The Profit Motive by Jeff Fecke


It is that last sentence that should get your attention. The leaders of the “education reform” movement — the Michelle Rhees, the Bill Gateses, the Walton family — have been pushing hard to make education function more like a business, profit motive and all. We are told that overpaid teachers are all that stand between us and a well-educated nation. We are told that more testing (designed by and run by private firms), more charter schools (which can and do earn profits), and Teach for America (a federal program that replaces experienced teachers with recent college grads) can fix all the problems of America’s school.

Among the solutions pitched are using Rosetta Stone language software instead of hiring foreign-language teachers, eliminating classroom instruction in favor of online classes and hiring “data-driven” leaders, who view education not as a mission to impart knowledge to the next generation, but rather a service to be delivered at the lowest-possible cost.

Therein lies the basis for myth of our failing schools. Education is big business. Literally every American is required to get schooling in some form for some time. Today, the vast majority of those students go to public school for free, where they’re taught by teachers whose only goal is to teach. If those students can instead be funneled into for-profit charter schools, supported by government money, they can become the same sort of profit-generators that for-profit online colleges have become.

There are a few things standing in the way of business and all this money, however. Chief among them are the teachers, women and men who chose a career that is not especially lucrative, and indeed is constantly disparaged. The vast majority of teachers decided on their career not because they wanted to get rich, but because they truly want to help children learn. They understand that providing education to every American free of charge is the precise opposite of running education like a business, and thank goodness — because business would spend less time educating the “unprofitable” kids.

We can, and should, continue to strive to improve our education system. We should not be satisfied with an education system that gets diplomas into the hands of only 88 percent of adults. But neither should we pretend that this system is badly broken, or in decline.

Improving educational outcomes does not depend on breaking the unions, or converting our public schools to charter schools. Rather, it depends on our ability to address problems outside of school — poverty, access to health care and child care, access to early childhood education. These are not problems our school system can fix. Indeed, as long as we continue to cut social services, these are problems that will only get worse.

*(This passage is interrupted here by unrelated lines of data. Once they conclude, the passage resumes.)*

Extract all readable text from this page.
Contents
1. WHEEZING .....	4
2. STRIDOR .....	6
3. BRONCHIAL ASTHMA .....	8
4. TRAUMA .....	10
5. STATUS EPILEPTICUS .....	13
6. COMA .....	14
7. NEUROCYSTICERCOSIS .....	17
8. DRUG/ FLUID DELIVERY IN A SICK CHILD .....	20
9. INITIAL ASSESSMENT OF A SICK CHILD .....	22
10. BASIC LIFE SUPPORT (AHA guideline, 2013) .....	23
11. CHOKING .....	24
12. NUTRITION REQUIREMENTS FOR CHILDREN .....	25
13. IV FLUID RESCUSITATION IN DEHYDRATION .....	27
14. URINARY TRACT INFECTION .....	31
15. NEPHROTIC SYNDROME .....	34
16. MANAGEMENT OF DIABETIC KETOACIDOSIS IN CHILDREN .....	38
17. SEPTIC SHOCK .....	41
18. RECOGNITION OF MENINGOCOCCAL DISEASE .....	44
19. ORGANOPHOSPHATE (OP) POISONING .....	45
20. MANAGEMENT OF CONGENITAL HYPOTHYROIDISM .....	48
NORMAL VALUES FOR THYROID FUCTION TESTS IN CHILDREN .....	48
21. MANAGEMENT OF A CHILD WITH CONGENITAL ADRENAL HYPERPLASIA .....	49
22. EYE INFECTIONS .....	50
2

Our schools have done a great job of improving outcomes over the past 70 years, despite a general lack of support. Our schools are not failing. Despite the demands of high-stakes testing, the attacks on educators as a group, the continuing sneering as schools in general, our education system just keeps doing what it’s always done — educating children, as best they can with what little we give them. They don’t deserve a free pass, but neither do they deserve the opprobrium heaped on them. Our education system is better now than it has ever been. For that, educators deserve nothing but respect.